Back in May 2014, as they do every year, the Colorado Rapids held their annual 'Military Appreciation Night' on another one of those beautiful days at DSG Park. Some would say the day was pretty remarkable as the team managed to defeat LA Galaxy 1-0 courtesy of a Marcelo Sarvas goal against his former club.
Before the game, Rapids President Tim Hinchey encouraged Rapids fans to 'celebrate' & 'thank' our armed forces 'for all that they do' in his Matchday Welcome. I have no doubt that a lot of Rapids fans did the decent thing & went up to one of the many military personal present that night & thanked them for their service. Couple that with sponsors CocaCola writing a check for $10k for the USO & a big flag ceremony on the field & you have a recipe for a warm & fuzzy event that will make everyone feel good about the Rapids, the Military & America.
Or so we all thought. This week it was revealed in a report by two Arizona Senators that the Colorado National Guard paid the Rapids $100k in 2014 for 'Three color guard ceremonies' & a 'Cannon fire ceremony' (page 72). The Rapids were the only Colorado sports team to appear in the report & had the largest single year contract of any MLS club.

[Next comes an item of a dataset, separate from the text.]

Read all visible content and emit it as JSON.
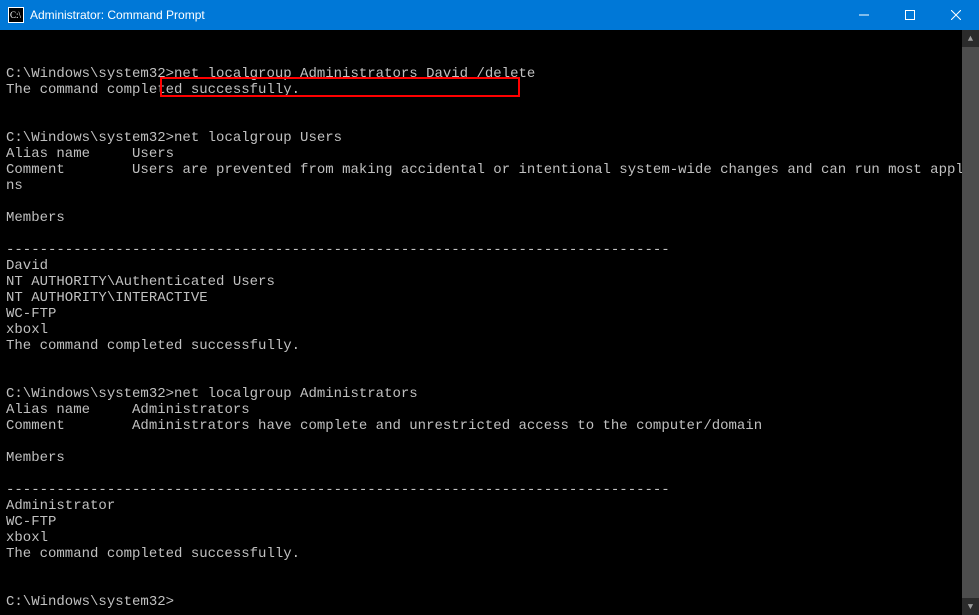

The report's authors freely admit that as the Department of Defense information they obtained was incomplete & it is therefore possible that other teams in Colorado did the same thing. It is also possible that the Rapids contract included more than what the initial information stated; given the Rapids need no excuse to pad those attendance figures it would not be a surprise if a 100 or so game tickets were included in the deal.
Now what started as an enquiry into government waste by the Senators has thrown up some interesting questions about whether sports teams accepting cash from the Military & convincing their fans to get involved in the events cheapens the whole idea of giving thanks to the brave men & women who serve this country. Certainly the armed forces are a government body, not a charity, & are thus entitled to pay for advertisements to recruit people through a range of mediums including professional sports. I don't think anyone has a problem with that, as with any other piece of advertising at DSG Park, Rapids fans can ignore it if they so please. Likewise, the Rapids can encourage their fans to 'support their sponsors' & the fans can choose whether they heed that message as well.
The point where things start to feel 'wrong' is when the club encourages (& effectively obligates) its fans to participate in the honoring of the servicemen / women present & pay appropriate respects under the guise of doing the decent thing, when the reality is that it's just another piece of paid promotion. Also sickening is the attempt to pass the whole event off as some kind of charity deal with the $10k donation to the USO, which certainly seems to be a bit miserly when the club has accepted ten times that amount to hold an event that basically consists of them letting a large group of people on the field.
Over at the NFL, where the issue runs into millions of dollars across its franchises, the league has already announced it will be investigating any instances of 'improper payments' & has promised to refund any that are found. It would probably come has no shock to you that fellow Kroenke owned team the St. Louis Rams is also featured on the list.
The article on this site that initially broke this story made a point of saying that the Rapids should be giving the $100k back. It is hard to disagree with that sentiment.